My test application is a simple word count that is the sample in structured streaming programming guide page. I also wrote a server in python that sends many random words to the client which is connected to the python listening socket.
My problem is that when I send the words to the spark application (my word count app) it throws OOM exception in both using RocksDBStateStore and HDFSStateStore. What is the problem?! Am I making a mistake in running the application?!
Config of SparkSession
SparkSession spark = SparkSession
.builder()
.appName("JavaStructuredNetworkWordCount")
.config("spark.sql.streaming.stateStore.providerClass",
"org.apache.spark.sql.execution.streaming.state.RocksDBStateStoreProvider")
.config("spark.local.dir", "/home/username/sparkTemp")
.config("spark.executor.memory", "15g")
.config("spark.driver.memory", "15g")
.config("spark.memory.offHeap.enabled", true)
.config("spark.memory.offHeap.use", true)

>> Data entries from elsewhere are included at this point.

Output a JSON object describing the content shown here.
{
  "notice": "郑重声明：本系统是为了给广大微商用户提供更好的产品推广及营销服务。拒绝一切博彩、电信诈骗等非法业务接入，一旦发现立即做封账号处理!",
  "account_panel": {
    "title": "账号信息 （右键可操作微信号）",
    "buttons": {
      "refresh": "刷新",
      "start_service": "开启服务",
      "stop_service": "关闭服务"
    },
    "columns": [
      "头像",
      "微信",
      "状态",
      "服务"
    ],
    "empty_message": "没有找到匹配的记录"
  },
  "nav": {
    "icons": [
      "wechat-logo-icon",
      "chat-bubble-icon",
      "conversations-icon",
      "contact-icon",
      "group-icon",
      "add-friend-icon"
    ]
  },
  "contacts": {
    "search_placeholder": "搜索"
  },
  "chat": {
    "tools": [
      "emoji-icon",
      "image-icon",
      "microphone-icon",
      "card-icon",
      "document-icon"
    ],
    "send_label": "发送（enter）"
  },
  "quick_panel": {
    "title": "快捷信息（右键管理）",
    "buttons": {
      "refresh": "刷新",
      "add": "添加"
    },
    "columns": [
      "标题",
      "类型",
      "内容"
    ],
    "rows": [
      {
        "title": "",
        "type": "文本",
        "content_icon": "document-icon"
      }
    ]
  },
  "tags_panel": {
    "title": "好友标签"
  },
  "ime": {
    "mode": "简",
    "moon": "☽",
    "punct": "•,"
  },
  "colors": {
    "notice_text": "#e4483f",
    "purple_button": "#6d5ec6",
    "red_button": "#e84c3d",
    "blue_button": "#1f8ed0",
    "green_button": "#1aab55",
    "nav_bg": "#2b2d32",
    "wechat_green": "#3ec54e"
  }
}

.config("spark.memory.offHeap.size", "50g")
.config("spark.executor.memoryOverhead", "50g")
.config("spark.sql.shuffle.partitions", 8)
.config("spark.sql.streaming.stateStore.rocksdb.trackTotalNumberOfRows", false)
.getOrCreate();
Execution command
/path/to/spark-submit --master local[*] --deploy-mode client --class org.example.Test4 --name Run /path/to/Test4-1.0-SNAPSHOT.jar --driver-memory 15g --executor-memory 15g
Thanks for help.